Clarifications needed, Some Helper Questions

1. Fix-points? Some material mention things called "fixpoints". $F(\bar{p}) =0$ and then checking some condition, thinking -- really, no need to check it like the history?

2. linearization? Confused (see the history).

First you have to find the equilibrium points of this system. One possibility is $x=\frac{-h}{\alpha}, y=0$ and another one is $x=\frac{\gamma}{\rho}, y = \frac{\alpha}{\beta}+\frac{\rho h}{\beta\gamma}$ (plug these values in to see it for yourself).
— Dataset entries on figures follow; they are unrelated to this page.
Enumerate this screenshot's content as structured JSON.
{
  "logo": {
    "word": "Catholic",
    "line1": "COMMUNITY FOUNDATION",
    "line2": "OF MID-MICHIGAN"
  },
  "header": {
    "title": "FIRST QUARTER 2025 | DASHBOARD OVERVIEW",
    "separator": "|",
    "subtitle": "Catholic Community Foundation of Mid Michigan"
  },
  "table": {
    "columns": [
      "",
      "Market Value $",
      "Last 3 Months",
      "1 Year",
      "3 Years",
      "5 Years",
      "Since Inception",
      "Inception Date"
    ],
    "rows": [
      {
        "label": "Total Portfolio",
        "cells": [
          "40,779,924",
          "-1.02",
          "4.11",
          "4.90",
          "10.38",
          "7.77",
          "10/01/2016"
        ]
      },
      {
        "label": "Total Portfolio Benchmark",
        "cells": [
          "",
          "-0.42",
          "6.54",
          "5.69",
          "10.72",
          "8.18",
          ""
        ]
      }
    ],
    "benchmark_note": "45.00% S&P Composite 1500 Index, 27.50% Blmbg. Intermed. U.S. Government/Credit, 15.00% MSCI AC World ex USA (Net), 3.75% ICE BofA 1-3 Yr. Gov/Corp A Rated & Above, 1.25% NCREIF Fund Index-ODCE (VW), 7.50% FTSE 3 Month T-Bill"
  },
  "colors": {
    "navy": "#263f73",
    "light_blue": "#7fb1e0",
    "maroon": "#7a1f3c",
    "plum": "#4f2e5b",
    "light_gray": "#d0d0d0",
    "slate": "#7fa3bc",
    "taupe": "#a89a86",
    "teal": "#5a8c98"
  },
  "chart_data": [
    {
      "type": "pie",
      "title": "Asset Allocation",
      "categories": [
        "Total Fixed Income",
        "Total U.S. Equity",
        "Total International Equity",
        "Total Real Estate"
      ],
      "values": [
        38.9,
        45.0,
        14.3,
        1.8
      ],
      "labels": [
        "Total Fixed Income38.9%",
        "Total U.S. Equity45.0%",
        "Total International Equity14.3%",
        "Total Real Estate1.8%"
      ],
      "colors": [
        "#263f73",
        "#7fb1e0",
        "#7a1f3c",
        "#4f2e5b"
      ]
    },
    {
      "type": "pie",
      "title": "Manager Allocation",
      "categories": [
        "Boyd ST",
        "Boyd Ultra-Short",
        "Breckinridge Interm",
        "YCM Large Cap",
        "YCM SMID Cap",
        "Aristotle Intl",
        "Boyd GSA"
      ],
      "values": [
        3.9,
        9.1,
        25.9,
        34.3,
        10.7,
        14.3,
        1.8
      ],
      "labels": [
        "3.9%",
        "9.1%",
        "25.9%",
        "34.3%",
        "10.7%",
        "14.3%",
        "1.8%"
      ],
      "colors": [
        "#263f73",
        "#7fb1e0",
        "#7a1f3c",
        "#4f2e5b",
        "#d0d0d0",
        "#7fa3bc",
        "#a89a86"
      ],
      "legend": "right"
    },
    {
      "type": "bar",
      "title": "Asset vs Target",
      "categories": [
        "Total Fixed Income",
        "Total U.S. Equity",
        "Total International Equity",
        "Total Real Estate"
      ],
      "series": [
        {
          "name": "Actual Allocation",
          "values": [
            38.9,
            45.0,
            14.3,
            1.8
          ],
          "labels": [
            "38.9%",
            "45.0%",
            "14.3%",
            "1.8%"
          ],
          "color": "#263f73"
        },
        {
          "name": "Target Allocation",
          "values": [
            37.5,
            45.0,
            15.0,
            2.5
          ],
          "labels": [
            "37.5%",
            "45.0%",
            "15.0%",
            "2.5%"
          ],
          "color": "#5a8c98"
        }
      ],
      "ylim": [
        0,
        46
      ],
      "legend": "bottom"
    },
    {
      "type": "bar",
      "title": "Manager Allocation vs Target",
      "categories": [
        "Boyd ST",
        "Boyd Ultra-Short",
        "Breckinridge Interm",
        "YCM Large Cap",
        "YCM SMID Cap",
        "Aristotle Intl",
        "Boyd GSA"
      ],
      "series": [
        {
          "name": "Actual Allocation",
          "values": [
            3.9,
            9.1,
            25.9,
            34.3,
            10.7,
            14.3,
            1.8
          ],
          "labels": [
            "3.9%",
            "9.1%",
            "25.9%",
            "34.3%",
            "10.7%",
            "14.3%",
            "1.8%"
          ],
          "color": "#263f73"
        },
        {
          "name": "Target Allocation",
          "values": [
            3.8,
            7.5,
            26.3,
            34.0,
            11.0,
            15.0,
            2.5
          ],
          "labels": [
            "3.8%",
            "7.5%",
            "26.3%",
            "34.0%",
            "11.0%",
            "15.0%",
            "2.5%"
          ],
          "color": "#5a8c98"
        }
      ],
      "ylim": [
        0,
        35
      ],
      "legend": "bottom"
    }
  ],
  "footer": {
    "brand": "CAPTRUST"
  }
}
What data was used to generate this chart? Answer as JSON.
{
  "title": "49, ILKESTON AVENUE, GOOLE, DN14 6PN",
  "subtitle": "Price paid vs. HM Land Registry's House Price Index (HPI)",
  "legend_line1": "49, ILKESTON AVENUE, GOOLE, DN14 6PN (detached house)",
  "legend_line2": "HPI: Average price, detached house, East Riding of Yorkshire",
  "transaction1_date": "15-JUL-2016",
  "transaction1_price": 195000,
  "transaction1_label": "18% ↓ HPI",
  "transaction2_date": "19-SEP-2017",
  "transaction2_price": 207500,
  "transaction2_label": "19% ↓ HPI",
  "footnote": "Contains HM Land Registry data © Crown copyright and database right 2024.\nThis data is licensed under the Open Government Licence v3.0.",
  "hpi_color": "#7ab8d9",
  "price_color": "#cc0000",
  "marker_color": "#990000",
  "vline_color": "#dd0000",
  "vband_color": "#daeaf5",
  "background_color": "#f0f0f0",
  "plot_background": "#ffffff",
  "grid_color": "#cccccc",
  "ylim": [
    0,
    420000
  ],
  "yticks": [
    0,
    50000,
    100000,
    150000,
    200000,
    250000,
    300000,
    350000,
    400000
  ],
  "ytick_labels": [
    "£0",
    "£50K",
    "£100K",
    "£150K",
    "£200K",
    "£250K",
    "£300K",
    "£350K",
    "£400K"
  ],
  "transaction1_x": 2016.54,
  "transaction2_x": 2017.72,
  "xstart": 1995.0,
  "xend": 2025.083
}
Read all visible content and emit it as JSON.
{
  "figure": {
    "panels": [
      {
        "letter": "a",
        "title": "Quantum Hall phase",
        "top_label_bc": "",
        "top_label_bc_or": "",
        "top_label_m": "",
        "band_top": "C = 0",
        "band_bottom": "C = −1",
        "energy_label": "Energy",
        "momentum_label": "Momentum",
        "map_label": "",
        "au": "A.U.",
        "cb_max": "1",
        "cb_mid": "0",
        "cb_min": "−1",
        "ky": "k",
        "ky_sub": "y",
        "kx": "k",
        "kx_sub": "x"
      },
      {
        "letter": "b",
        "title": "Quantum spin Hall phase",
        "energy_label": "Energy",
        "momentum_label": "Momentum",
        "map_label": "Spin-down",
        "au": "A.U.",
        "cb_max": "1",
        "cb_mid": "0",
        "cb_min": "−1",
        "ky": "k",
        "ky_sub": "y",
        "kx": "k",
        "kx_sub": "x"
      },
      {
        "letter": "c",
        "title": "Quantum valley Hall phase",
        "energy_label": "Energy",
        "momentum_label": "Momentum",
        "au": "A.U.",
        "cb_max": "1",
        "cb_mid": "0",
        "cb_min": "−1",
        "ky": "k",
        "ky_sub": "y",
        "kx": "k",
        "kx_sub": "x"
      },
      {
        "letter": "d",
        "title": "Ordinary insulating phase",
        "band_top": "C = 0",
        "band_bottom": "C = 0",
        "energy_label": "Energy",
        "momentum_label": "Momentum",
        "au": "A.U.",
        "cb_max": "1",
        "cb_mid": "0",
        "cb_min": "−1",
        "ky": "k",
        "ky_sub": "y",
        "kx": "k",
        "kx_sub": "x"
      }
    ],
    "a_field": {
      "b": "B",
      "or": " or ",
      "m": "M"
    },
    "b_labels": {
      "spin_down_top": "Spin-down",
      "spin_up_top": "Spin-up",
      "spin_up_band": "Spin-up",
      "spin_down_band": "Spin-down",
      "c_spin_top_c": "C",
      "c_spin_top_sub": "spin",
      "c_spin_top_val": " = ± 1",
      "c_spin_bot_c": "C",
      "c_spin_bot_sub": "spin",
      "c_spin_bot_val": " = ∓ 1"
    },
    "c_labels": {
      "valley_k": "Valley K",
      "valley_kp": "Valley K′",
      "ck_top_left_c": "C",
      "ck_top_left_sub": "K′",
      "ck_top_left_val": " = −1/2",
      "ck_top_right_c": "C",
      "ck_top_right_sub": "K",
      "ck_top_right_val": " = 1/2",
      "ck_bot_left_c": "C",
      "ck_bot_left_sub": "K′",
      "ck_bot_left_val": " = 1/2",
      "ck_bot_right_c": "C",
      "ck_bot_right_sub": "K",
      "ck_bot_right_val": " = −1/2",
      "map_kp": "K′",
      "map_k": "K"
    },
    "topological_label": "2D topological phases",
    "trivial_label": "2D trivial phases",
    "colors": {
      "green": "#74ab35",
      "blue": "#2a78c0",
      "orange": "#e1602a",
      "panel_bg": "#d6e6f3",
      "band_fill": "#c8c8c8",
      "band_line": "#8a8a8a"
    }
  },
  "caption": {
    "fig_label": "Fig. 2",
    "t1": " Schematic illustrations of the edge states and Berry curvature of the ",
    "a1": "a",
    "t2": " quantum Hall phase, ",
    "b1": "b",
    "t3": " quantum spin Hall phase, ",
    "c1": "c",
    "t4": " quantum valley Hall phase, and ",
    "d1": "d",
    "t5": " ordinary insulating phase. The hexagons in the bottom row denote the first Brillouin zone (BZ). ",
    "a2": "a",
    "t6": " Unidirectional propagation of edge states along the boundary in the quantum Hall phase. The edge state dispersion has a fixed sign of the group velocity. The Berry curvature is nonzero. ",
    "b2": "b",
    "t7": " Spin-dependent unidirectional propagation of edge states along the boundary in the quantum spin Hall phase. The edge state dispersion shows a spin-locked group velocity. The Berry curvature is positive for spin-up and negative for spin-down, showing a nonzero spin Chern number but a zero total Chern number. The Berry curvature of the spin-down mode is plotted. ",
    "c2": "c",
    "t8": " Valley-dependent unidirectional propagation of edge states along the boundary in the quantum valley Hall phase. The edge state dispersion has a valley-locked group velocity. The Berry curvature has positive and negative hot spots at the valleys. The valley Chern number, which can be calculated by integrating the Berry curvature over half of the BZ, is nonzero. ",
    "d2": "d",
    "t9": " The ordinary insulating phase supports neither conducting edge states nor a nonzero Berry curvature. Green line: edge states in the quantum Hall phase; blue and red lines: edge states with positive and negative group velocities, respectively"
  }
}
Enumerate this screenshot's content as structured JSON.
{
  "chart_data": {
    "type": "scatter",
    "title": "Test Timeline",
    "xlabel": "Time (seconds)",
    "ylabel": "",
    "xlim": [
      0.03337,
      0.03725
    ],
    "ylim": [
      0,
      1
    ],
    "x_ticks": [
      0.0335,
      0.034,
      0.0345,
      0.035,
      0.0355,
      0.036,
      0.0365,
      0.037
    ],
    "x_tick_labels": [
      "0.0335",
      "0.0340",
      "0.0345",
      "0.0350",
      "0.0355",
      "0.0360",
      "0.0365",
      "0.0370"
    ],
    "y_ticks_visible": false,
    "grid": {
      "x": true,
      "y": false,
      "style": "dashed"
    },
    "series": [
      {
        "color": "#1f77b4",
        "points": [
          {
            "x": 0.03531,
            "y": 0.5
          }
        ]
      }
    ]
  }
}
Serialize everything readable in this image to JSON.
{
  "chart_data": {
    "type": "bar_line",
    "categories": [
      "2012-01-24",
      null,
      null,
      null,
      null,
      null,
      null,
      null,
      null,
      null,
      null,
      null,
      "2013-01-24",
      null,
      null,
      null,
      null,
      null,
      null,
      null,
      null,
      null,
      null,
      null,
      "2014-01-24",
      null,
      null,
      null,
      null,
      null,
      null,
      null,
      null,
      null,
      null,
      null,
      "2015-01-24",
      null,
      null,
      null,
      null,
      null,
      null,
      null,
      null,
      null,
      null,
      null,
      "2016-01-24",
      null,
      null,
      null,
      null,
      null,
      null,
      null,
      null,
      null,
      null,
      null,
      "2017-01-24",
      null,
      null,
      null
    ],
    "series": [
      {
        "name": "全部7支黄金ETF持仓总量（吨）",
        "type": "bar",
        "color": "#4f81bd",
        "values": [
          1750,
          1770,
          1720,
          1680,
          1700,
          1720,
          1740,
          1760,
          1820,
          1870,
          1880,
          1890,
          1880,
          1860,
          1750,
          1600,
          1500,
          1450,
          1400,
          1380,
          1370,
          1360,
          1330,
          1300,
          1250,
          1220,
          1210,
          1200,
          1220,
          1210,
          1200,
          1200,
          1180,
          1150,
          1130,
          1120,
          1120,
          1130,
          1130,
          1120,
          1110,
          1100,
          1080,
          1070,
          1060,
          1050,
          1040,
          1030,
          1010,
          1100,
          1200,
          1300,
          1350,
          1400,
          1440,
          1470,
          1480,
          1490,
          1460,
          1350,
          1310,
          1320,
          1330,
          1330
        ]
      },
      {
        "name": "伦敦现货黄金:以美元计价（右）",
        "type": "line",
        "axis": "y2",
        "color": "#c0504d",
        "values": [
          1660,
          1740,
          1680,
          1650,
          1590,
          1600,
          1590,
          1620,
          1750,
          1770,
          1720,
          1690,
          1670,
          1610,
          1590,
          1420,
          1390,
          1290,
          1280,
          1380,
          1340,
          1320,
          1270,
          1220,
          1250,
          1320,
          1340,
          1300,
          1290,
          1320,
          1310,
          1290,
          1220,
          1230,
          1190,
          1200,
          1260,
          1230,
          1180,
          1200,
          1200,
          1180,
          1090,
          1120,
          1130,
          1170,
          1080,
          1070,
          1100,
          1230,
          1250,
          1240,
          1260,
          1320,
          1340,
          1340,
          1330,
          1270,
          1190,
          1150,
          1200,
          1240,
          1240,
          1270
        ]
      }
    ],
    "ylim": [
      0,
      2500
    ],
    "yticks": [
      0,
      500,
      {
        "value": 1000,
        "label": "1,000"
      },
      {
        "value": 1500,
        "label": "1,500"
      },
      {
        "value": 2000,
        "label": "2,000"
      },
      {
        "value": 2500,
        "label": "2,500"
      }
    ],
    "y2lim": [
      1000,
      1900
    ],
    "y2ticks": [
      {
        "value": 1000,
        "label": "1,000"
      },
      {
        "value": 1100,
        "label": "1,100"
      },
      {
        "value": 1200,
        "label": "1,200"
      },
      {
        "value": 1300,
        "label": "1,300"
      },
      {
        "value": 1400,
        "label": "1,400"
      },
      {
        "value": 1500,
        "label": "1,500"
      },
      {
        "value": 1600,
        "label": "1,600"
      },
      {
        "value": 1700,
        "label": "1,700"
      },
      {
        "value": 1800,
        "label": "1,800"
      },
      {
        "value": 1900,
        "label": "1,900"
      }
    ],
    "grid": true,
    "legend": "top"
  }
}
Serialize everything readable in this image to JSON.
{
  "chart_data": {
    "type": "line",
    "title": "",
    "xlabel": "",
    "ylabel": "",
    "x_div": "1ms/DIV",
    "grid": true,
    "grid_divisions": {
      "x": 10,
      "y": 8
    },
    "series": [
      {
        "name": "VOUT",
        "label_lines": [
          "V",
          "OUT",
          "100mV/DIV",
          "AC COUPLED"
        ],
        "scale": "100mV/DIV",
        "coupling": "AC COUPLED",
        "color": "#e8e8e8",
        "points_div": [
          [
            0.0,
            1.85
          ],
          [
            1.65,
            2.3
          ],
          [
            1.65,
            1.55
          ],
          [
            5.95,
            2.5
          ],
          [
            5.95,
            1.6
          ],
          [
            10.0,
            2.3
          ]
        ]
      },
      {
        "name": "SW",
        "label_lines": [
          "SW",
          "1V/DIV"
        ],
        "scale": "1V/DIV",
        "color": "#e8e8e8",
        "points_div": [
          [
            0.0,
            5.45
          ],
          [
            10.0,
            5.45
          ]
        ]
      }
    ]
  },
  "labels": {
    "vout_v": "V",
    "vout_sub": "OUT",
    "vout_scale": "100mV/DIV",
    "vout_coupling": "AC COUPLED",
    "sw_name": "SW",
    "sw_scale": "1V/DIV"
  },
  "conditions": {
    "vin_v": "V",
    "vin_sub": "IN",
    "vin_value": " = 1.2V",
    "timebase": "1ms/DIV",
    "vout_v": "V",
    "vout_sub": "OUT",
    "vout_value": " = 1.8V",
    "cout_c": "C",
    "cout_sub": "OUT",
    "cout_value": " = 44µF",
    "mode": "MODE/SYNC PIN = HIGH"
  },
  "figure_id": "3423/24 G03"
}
What the idea of linearization simply stating is: Take the 1st-order Taylor series approximation of the solutions. Around some(!) neighborhood of any point in the state space, the nonlinear system $\dot x = f(x)$ behaves like a linear system $\dot x = Ax$. For this you have to use the Jacobian (first term of Taylor approx.) evaluated at the point of linearization. If this point moreover, is an eq. point then the constant term vanishes and you are left with a linear system, otherwise a drift term stays. Thus the overall system describes $$\frac{d\Delta x}{dt} = A (x_0+\Delta x)$$ i.e. the small perturbation dynamics around the eq. point $x_0$. If $A$ is stable your system goes back to the eq. point or it goes to another eq. point or blows up.

Take the first eq. point as an example: $$\left.J\right|_{eq1} = \left.\pmatrix{\alpha-\beta y &-\beta x\\ \rho y &\rho x-\gamma}\right|_{x=\frac{-h}{\alpha}, y=0}=\pmatrix{\alpha & \frac{\beta h}{\alpha}\\ 0 &-\rho\frac{h}{\alpha}-\gamma }$$ Note that you have changed the sign of the variables so I can't directly tell you if this is a stable linearization, for example $\alpha = -\mu$. Check if it really is (question 3 asks this). Now you can plug in the second equilibrium point and you will get: $$\left.J\right|_{eq2} = \left.\pmatrix{\alpha-\beta y &-\beta x\\ \rho y &\rho x-\gamma}\right|_{x=\frac{\gamma}{\rho}, y = \frac{\alpha}{\beta}+\frac{\rho h}{\beta\gamma}}=\pmatrix{\frac{-\rho h}{\gamma} &-\frac{\beta\gamma}{\rho}\\ \frac{\rho\alpha}{\beta}+\frac{\rho^2 h}{\beta\gamma} &0 }$$ The rest is simple since the eigenvalues are the solutions of $$\lambda^2 + \frac{\rho h}{\gamma}\lambda + (\gamma\alpha +\rho h) = 0$$ From this you can compute the eigenvalues and see when these variables make the discriminant negative.